# Chinese Tree Frogs??



## samsnake (Mar 10, 2009)

Ok as you may have seen from my previous posts I have been given a frog set up for free! I have been thinking of keeping frogs for a while now, I am by means a novice I have kept snakes since I was 13 and am now 35. I have been researching frogs and have seen a shop selling Chinese Tree Frogs but can not find much about their care at all 
Can any one help or point me in the right direction please? 
Thanks


----------



## Ron Magpie (Oct 11, 2009)

I don't know anything about 'Chinese treefrogs'- there are Japanese green treefrogs, and any number of Asian treefrogs that probably occur in China, but I know of none by that particular name. You need to press the shop on what they actually mean.

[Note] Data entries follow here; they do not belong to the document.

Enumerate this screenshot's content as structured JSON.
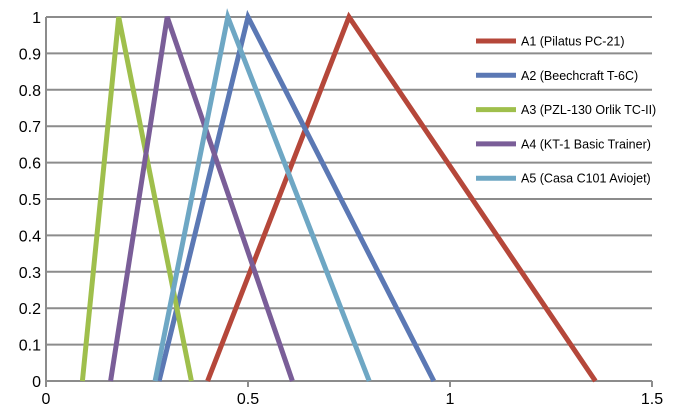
{
  "chart_data": {
    "type": "line",
    "title": "",
    "xlabel": "",
    "ylabel": "",
    "xlim": [
      0,
      1.5
    ],
    "ylim": [
      0,
      1
    ],
    "xticks": [
      "0",
      "0.5",
      "1",
      "1.5"
    ],
    "yticks": [
      "0",
      "0.1",
      "0.2",
      "0.3",
      "0.4",
      "0.5",
      "0.6",
      "0.7",
      "0.8",
      "0.9",
      "1"
    ],
    "grid": true,
    "legend_position": "top-right",
    "series": [
      {
        "name": "A1 (Pilatus  PC-21)",
        "color": "#b5473a",
        "points": [
          [
            0.4,
            0
          ],
          [
            0.75,
            1
          ],
          [
            1.36,
            0
          ]
        ]
      },
      {
        "name": "A2 (Beechcraft T-6C)",
        "color": "#5b78b4",
        "points": [
          [
            0.28,
            0
          ],
          [
            0.5,
            1
          ],
          [
            0.96,
            0
          ]
        ]
      },
      {
        "name": "A3 (PZL-130  Orlik TC-II)",
        "color": "#9fbf4c",
        "points": [
          [
            0.09,
            0
          ],
          [
            0.18,
            1
          ],
          [
            0.36,
            0
          ]
        ]
      },
      {
        "name": "A4 (KT-1 Basic Trainer)",
        "color": "#7a5e98",
        "points": [
          [
            0.16,
            0
          ],
          [
            0.3,
            1
          ],
          [
            0.61,
            0
          ]
        ]
      },
      {
        "name": "A5 (Casa C101  Aviojet)",
        "color": "#6ea7c4",
        "points": [
          [
            0.27,
            0
          ],
          [
            0.45,
            1
          ],
          [
            0.8,
            0
          ]
        ]
      }
    ]
  }
}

Treefrogs in general are fairly straightforward- tank height, perches and sturdy plants are the norm; they do vary a fair bit in their temperature and humidity needs, though, so it would be useful to know which actual species we are talking about.


----------



## samsnake (Mar 10, 2009)

Ron Magpie said:


> I don't know anything about 'Chinese treefrogs'- there are Japanese green treefrogs, and any number of Asian treefrogs that probably occur in China, but I know of none by that particular name. You need to press the shop on what they actually mean.
> 
> Treefrogs in general are fairly straightforward- tank height, perches and sturdy plants are the norm; they do vary a fair bit in their temperature and humidity needs, though, so it would be useful to know which actual species we are talking about.


Thank you for your reply 
Their latin name is Hyla chinensis and the shop have as Chinese Tree Frogs. I really like the look of them but I am also considering White Lipped, Milk frogs and also Whites. There is so many that I like so am trying to narrow down my choices as I would prefer a frog that is easy to look after to start with as they look so delicate and want to make sure I get everything right for them.


----------



## obrowell (Jan 8, 2010)

These guys are very easy to look after. I only heated mine with compact bulbs in an exo terra canopy. This kept the temperatures about 24c during the day, dropping to 20c at night. Mine were bold little things and would often move about during the day and would quite happilt feed from tweezers on the usual stuff. All in all a good little frog to keep.


----------



## Ron Magpie (Oct 11, 2009)

Ok, so what I can find on them suggests that they are a warm temperate to sub-tropical species- so the guidence for the equivalent North American green treefrog should give you a rough guideline: Amphibian Care >> Green Tree Frog (Hyla cinerea) Care

White-lipped are a bit tempremental; they like similar conditions to White's, but with higher humidity and more stable temperatures. Whites don't like it too humid, although they are pretty adaptable when it comes to temperatures. Milks need a full-on tropical viv. 

Hope some of that helps.


----------



## Ron Magpie (Oct 11, 2009)

And I forgot to say 'welcome to the section'!

:welcome:


----------



## samsnake (Mar 10, 2009)

Thank you so much for all of everyones help 
I love the pics and think I am going to go for the Chinese Tree Frogs as they look and sound ideal for me. I am really looking forward to getting some now. I will post pics when they are here and settled in


----------